Van jannewarie tot december…

De ganzenmarkt op 10 november in Coevern.

Het werd even spannend. Nadat de boswachter ons de vorige maand in de steek liet, stond Alie nu wat nerveus in de gang dhr Lesschen uit Oosterhesselen, onze spreker van deze avond, op te wachten. We hebben al eens eerder dhr Nijkeuter bij ons, Passagevrouwen van Zuidbarge- Rietlanden, gehad over Paasgebruiken in Drenthe en dat was ons goed bevallen. Nu verheugden we ons op zijn verhaal over feesten en bijzondere gebruiken en gewoonten in Drenthe het hele jaar door, van jannewarie tot en met december.
Ze had zich geen zorgen hoeven te maken.
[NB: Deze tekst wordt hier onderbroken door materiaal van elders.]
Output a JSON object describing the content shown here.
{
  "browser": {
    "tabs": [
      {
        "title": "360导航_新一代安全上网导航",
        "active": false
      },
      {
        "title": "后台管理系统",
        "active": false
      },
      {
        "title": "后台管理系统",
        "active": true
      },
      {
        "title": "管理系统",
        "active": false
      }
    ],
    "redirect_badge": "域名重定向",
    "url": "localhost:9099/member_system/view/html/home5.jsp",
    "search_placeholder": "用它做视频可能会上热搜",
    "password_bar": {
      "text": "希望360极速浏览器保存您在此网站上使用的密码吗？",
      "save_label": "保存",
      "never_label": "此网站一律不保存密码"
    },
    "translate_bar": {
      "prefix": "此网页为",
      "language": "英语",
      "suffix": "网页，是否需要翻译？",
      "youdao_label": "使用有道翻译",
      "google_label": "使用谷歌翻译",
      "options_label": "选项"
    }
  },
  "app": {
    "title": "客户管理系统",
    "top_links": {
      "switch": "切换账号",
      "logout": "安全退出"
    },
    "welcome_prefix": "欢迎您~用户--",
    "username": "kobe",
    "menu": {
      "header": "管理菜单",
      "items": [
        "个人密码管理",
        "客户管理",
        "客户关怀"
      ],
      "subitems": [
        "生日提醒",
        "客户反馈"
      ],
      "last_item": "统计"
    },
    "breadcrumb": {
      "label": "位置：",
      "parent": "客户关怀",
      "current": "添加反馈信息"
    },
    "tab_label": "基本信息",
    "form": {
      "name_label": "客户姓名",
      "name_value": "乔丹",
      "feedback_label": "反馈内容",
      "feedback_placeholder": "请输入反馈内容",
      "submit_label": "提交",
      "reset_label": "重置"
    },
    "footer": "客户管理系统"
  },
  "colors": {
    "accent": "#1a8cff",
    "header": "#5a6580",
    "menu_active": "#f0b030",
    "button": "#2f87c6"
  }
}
Onze spreker, voormalig onderwijzer en later lokatiedirecteur van het Esdal in Oosterhesselen, was keurig op tijd. Nu is hij o.a. streektaaldocent voor het Huus van de Taol.
Het Drents van Midden- Drenthe waarin hij ons meenam het hele jaar door was een lust voor onze oren. Van het Anthoniusgilde, een kerkelijke instelling van liefdadigheid in Dwingelo, de botterpacht, de boerhoornblaozer tot het fossie stro of heuj aan de weg om te melden dat er biggen of kalveren te koop zijn, er passeerden heel veel aardige wetenswaardigheden de revue.
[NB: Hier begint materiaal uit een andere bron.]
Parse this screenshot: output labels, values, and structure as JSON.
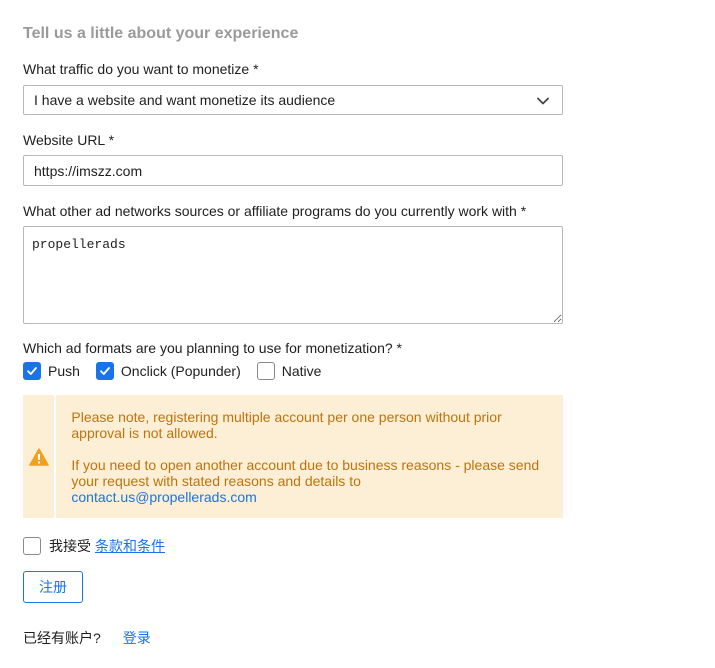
{
  "form": {
    "heading": "Tell us a little about your experience",
    "traffic": {
      "label": "What traffic do you want to monetize *",
      "value": "I have a website and want monetize its audience"
    },
    "website_url": {
      "label": "Website URL *",
      "value": "https://imszz.com"
    },
    "networks": {
      "label": "What other ad networks sources or affiliate programs do you currently work with *",
      "value": "propellerads"
    },
    "formats": {
      "label": "Which ad formats are you planning to use for monetization? *",
      "options": [
        {
          "label": "Push",
          "checked": true
        },
        {
          "label": "Onclick (Popunder)",
          "checked": true
        },
        {
          "label": "Native",
          "checked": false
        }
      ]
    },
    "notice": {
      "line1": "Please note, registering multiple account per one person without prior approval is not allowed.",
      "line2": "If you need to open another account due to business reasons - please send your request with stated reasons and details to",
      "email": "contact.us@propellerads.com"
    },
    "agree": {
      "text": "我接受",
      "link": "条款和条件",
      "checked": false
    },
    "register_label": "注册",
    "login": {
      "prompt": "已经有账户?",
      "link": "登录"
    }
  },
  "colors": {
    "accent": "#1a73e8",
    "notice_bg": "#fdefd6",
    "notice_text": "#c0730a",
    "warning_icon": "#f0a020"
  }
}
Mei en november, de maanden van de pacht. Mei met zijn trouwen en vergeet de IJsheiligen niet. We houden er nog steeds rekening mee met het buiten planten van sommige zomerbloeiers.
Veel van de culturele gewoonten hier ken ik ook uit mijn eigen geboortestreek: de Achterhoek, maar Gaanzen Geessie hadden we daar niet. Dhr Lesscher had dit jaar het voorrecht om samen met de nieuw gekozen miss ganzenhoedster aanwezig te mogen zijn in de Ridderzaal bij het uitspreken van de troonrede op de derde dinsdag in september, een hele eer!
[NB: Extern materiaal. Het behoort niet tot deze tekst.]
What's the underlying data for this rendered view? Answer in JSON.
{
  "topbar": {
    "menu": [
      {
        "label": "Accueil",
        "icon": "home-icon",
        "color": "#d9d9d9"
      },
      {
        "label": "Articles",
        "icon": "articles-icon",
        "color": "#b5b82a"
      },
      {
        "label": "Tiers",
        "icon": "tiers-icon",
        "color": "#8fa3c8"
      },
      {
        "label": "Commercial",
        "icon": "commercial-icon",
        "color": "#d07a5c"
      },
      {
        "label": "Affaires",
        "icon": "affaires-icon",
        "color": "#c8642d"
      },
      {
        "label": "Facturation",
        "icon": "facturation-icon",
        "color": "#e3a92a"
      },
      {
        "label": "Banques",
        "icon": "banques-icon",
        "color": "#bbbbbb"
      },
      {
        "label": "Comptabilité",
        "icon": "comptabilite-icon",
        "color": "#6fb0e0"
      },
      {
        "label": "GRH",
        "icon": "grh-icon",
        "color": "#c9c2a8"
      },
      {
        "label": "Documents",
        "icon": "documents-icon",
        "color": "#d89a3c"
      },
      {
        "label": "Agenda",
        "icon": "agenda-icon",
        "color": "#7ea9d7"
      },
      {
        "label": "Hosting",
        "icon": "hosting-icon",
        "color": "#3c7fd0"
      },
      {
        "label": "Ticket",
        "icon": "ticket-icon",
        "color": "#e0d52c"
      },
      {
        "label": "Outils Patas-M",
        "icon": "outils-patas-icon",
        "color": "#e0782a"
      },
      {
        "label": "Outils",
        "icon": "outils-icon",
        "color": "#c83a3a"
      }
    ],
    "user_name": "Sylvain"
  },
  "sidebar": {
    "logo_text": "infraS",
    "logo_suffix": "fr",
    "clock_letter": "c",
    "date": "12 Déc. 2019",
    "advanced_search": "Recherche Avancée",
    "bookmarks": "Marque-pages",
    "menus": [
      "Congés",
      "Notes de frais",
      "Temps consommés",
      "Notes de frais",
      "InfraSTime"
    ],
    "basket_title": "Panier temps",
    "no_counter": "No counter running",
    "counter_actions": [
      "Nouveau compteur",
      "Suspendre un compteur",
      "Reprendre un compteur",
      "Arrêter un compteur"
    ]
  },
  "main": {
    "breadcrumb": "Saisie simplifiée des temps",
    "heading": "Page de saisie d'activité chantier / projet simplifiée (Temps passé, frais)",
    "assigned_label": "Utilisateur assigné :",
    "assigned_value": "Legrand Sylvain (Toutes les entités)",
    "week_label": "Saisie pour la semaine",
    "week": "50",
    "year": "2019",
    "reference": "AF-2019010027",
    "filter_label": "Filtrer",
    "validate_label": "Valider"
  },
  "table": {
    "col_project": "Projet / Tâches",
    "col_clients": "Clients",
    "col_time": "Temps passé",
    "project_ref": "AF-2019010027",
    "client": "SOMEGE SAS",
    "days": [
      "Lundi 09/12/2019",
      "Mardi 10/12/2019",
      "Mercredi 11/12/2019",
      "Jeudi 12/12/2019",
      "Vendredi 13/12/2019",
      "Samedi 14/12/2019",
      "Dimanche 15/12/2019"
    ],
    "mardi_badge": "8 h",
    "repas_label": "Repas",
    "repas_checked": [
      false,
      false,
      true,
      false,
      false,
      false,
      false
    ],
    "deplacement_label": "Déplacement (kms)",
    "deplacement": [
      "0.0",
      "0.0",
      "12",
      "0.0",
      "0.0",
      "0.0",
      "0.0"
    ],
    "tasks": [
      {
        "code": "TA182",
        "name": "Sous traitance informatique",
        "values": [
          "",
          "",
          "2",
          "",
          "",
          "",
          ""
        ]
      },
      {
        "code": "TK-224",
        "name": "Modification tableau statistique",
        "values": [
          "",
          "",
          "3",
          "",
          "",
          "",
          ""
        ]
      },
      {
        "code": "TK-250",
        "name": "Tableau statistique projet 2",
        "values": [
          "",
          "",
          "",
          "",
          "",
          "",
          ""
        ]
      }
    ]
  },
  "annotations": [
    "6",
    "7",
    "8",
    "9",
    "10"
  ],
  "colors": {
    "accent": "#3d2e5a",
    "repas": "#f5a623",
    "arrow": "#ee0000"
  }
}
Sint Maarten kenden we vroeger niet in de Achterhoek, ook niet in Twente waar we 15 jaar woonden. Ik maakte voor het eerst kennis met Sint Maarten in Hattem waar ik mijn eerste baantje kreeg aan de van Heemstraschool en waar ik mijn Wim ontmoette. De kinderen in de klas leerden me daar de versjes voor Sint Maarten in plaats van andersom. Maar de volgende was wel iets verbasterd, lijkt me:

Sunte Marten veugeltien
Met zien rond rond reugeltien
Met zien rood rood rökkien an
Daor kump sunte Marten an
Sunte Marten hef ’t zo kold
Geef em toch een stukkien holt
Dan kan hij zich warmen
Met zien blanke darmen( blote armen)
Hier woont toch zon rieke man
Die zo veule geven kan
Veule zal hij geven
Lange zal hij leven
honderd jaor en iene dag
dan wordt hij naor ’t kerkhof ebrach.

En ook het liedje van juffrouw Kikkerdril kenden ze daar.